Nelson then held out a simple scale -- two hooks dangling from a measuring spring hooked on a ski pole he'd brought along. They calculated the weight of the snow inside and then dumped out.
"Multiply the weight of the snow by the depth of the snow core, and you get the water content," Waldschmidt explained.
This spring, there's good news for the farmers below. The snow pack is nearly double the normal amount for this time of year. Since the system of reservoirs and dams built to serve just the San Joaquin Valley can hold a full year's supply of water, the farmers know there will be plenty in their irrigation canals and ditches ... in 2006, at least.
But weather is not climate.
Weather is what happens in one locale today or this week or this season.
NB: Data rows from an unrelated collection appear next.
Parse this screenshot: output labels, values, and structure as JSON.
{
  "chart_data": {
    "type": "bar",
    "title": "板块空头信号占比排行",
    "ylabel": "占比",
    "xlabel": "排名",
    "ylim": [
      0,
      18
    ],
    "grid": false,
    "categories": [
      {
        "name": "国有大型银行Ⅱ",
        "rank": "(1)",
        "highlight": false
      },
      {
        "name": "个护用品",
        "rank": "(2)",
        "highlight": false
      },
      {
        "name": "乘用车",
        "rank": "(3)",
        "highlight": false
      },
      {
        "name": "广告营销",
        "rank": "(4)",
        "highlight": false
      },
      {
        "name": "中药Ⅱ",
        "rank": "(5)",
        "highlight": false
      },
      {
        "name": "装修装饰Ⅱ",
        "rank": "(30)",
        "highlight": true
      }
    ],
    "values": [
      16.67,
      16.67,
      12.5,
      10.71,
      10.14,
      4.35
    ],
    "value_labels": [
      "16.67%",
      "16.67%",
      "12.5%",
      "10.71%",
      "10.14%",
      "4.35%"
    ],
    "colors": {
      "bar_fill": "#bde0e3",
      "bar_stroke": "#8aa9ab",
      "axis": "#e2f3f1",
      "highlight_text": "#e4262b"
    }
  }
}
Climate is long-range patterns over large areas, and the news about the climate is serious and a growing topic of conversation among America's providers in the San Joaquin.
Surveys across the American West have found that as average global temperature creeps up, the mountain snow pack is, on average, melting sooner every year.
This is bad news, say state and federal Water Board officials, because about three-quarters of the water in the American West comes from snow packs.
Slow-melting snow packs have always provided free water storage for summer and early fall -- storage so vast that no feasible amount of dam and reservoir building could ever begin to replace it -- ever hope to capture all that water lost too early.
So when early snowmelt sends the water roaring down the gullies and canyons too soon, summer drought can follow as it has more and more in recent years.
Global warming was always predicted to bring heavier precipitation events -- heavier snowfalls and heavier rains -- at least in the early years, and in more erratic patterns.
Most of the above-normal snowfall in the Sierras this year came all at once -- in March -- and if the pattern of recent years holds, the snow may melt early, giving dam keepers major flood control worries as they try to keep the San Joaquin's limited dam and reservoir capacity from overflowing into towns, roadways and fields.
Climate modelers on the far western side of the San Joaquin Valley, at Stanford University, have told farmers that despite this year's high snow pack, rising average global temperatures mean that 90 percent of Northern California's annual snow pack -- which provides most of the valley's irrigation water -- could disappear well before the end of the century.
Before coming up to this pristine mountain meadow, we visited with a number of San Joaquin farmers in their orchards and fields.
They told us that before the miracle of modern irrigation came along, most of the San Joaquin was pretty dry by midsummer, almost desertlike in places.
The valley's natural rainfall is only eight inches a year, and most of that has usually fallen before the spring growing season has really begun.
For the future of this great American food supply, they say they always have to lift their eyes to the mountains, lost in the far haze across these vast abundant fields.